Generates ground truth question-answer pairs for the processed document.
Evaluates the performance of the two retrieval methods (FAISS and Neo4j) using RAG (Reasoning Augmented Generation) metrics like faithfulness, answer relevancy, context relevancy, and context recall.

3 .Expected Outcome:

The project is designed to evaluate the effectiveness of FAISS and Neo4j retrievers in retrieving relevant information for question answering. The RAG metrics would ideally show:

High faithfulness: The generated answers accurately reflect the retrieved information.

High answer relevancy: The generated answers directly address the user's question.

High context relevancy: The retrieved context snippets are relevant to the question and answer.

High context recall: The retrieved context captures most of the important information needed for answering the question.

#Analysis of Missing Information

Unfortunately, the project doesn't include the plot_results function or the final printed results.
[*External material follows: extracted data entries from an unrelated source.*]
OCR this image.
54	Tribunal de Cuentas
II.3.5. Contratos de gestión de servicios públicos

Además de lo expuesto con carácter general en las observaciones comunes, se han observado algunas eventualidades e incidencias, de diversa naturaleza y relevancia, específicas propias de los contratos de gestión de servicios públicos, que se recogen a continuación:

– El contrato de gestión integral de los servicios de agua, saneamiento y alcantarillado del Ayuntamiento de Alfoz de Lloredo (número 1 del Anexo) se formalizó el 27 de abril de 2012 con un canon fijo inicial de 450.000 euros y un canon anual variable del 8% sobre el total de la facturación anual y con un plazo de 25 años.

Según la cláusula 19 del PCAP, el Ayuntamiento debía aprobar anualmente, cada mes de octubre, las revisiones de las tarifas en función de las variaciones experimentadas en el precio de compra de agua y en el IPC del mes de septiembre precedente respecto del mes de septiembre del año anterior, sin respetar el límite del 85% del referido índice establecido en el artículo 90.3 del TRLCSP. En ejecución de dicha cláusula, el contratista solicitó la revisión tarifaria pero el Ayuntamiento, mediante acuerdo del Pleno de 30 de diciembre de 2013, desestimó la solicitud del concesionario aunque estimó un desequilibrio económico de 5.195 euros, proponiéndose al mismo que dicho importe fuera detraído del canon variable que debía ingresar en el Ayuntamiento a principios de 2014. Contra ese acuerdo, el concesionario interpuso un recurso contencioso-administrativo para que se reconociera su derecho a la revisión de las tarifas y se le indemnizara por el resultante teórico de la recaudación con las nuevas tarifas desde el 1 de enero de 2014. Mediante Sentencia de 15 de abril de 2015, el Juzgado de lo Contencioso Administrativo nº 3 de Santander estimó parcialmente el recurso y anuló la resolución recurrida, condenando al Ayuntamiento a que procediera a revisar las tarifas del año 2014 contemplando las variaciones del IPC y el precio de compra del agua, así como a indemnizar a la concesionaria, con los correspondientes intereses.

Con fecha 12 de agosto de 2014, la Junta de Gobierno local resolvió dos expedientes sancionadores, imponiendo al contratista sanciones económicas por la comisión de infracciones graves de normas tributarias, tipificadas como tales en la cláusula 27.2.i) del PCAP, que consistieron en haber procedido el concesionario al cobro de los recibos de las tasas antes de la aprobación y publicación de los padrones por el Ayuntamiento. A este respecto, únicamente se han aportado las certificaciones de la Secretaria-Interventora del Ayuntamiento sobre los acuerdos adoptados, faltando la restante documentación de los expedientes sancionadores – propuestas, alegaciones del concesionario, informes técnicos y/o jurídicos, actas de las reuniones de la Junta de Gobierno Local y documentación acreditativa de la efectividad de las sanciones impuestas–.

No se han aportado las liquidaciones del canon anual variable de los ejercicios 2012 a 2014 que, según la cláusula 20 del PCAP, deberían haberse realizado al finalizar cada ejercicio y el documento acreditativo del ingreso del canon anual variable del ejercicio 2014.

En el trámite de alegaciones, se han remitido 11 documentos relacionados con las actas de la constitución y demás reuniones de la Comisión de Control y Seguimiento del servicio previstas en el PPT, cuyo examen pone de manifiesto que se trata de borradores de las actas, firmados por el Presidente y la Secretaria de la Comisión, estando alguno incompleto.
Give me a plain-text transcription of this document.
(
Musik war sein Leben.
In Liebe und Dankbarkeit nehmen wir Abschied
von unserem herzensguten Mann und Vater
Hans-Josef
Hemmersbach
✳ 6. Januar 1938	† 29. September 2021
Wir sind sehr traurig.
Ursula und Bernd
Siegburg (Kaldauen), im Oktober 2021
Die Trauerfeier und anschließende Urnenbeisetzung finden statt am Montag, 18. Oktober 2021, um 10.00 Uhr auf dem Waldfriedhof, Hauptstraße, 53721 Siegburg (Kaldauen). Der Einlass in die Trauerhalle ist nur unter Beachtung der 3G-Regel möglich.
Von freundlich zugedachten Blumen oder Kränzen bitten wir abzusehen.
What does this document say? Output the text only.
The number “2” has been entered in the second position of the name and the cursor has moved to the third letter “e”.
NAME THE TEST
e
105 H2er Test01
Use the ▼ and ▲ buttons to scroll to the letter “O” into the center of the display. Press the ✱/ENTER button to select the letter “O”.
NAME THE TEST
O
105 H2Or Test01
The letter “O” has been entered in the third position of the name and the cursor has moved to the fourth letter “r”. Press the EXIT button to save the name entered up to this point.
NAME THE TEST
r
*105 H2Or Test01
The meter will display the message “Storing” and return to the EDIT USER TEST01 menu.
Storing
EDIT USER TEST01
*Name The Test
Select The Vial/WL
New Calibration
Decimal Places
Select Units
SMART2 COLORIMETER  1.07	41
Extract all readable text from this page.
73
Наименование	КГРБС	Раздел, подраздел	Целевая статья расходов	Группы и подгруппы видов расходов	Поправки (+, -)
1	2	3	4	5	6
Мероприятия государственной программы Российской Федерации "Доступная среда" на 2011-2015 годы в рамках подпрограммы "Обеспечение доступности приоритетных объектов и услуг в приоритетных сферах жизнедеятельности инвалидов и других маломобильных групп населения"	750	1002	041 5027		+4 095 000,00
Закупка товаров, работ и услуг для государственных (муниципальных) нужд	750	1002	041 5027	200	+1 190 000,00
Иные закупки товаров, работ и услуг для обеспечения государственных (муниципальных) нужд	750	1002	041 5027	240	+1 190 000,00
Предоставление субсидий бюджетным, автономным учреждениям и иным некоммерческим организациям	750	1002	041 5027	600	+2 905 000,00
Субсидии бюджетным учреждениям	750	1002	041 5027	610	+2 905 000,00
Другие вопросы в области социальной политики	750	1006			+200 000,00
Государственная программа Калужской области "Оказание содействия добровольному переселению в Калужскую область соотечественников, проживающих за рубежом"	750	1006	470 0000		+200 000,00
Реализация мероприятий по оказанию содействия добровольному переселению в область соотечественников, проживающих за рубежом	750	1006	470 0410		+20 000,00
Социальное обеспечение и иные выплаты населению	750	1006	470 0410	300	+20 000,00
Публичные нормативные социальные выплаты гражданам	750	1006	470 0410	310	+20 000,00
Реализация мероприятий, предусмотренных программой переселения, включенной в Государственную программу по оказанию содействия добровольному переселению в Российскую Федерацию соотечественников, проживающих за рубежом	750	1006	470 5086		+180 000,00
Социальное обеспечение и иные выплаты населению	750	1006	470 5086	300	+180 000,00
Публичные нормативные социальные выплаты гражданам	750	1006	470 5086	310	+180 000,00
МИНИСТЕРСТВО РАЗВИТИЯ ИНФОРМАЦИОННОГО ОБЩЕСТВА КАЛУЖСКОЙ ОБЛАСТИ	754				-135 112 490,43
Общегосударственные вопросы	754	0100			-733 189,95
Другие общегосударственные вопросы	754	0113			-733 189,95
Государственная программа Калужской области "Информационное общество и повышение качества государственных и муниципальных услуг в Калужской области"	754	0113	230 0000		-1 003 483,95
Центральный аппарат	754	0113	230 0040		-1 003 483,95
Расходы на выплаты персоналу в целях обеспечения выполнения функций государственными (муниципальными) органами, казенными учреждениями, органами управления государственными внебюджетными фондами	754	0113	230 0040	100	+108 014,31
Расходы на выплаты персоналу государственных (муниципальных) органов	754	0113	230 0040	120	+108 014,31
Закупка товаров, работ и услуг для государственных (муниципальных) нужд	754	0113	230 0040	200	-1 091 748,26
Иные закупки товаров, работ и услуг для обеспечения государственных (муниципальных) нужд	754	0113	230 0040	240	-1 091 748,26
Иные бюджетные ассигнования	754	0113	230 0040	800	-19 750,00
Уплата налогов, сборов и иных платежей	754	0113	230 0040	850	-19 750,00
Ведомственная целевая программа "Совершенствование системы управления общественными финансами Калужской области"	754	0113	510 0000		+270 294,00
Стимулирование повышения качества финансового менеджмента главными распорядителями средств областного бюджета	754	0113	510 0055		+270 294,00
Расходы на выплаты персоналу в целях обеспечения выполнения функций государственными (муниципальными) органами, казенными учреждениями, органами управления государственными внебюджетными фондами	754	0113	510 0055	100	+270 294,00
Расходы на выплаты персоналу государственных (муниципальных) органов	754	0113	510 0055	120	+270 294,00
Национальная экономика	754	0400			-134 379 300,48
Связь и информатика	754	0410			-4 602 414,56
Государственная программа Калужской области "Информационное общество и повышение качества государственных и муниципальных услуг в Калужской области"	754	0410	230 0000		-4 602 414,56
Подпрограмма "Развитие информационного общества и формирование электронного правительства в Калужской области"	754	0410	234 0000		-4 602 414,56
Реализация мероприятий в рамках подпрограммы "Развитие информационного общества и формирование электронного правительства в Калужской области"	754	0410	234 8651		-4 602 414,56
However, based on the functionalities, we can infer that the analysis would involve examining the RAG metric scores for both FAISS and Neo4j retrievers.

Here are some pointers for further analysis:

Compare the RAG metric scores between FAISS and Neo4j retrievers. Identify which retrieval method performs better in terms of faithfulness, answer relevancy, context relevancy, and context recall.

Analyze potential reasons for the observed performance. Consider factors like the complexity of the knowledge graph, the effectiveness of entity and relationship identification by ChatOpenAI, and the quality of retrieved passages by FAISS or Neo4j.

Overall, the project demonstrates a promising approach for extractive question answering using LLMs and knowledge graphs. Analyzing the RAG metrics would provide valuable insights into the effectiveness of different retrieval methods and guide further improvements to the system.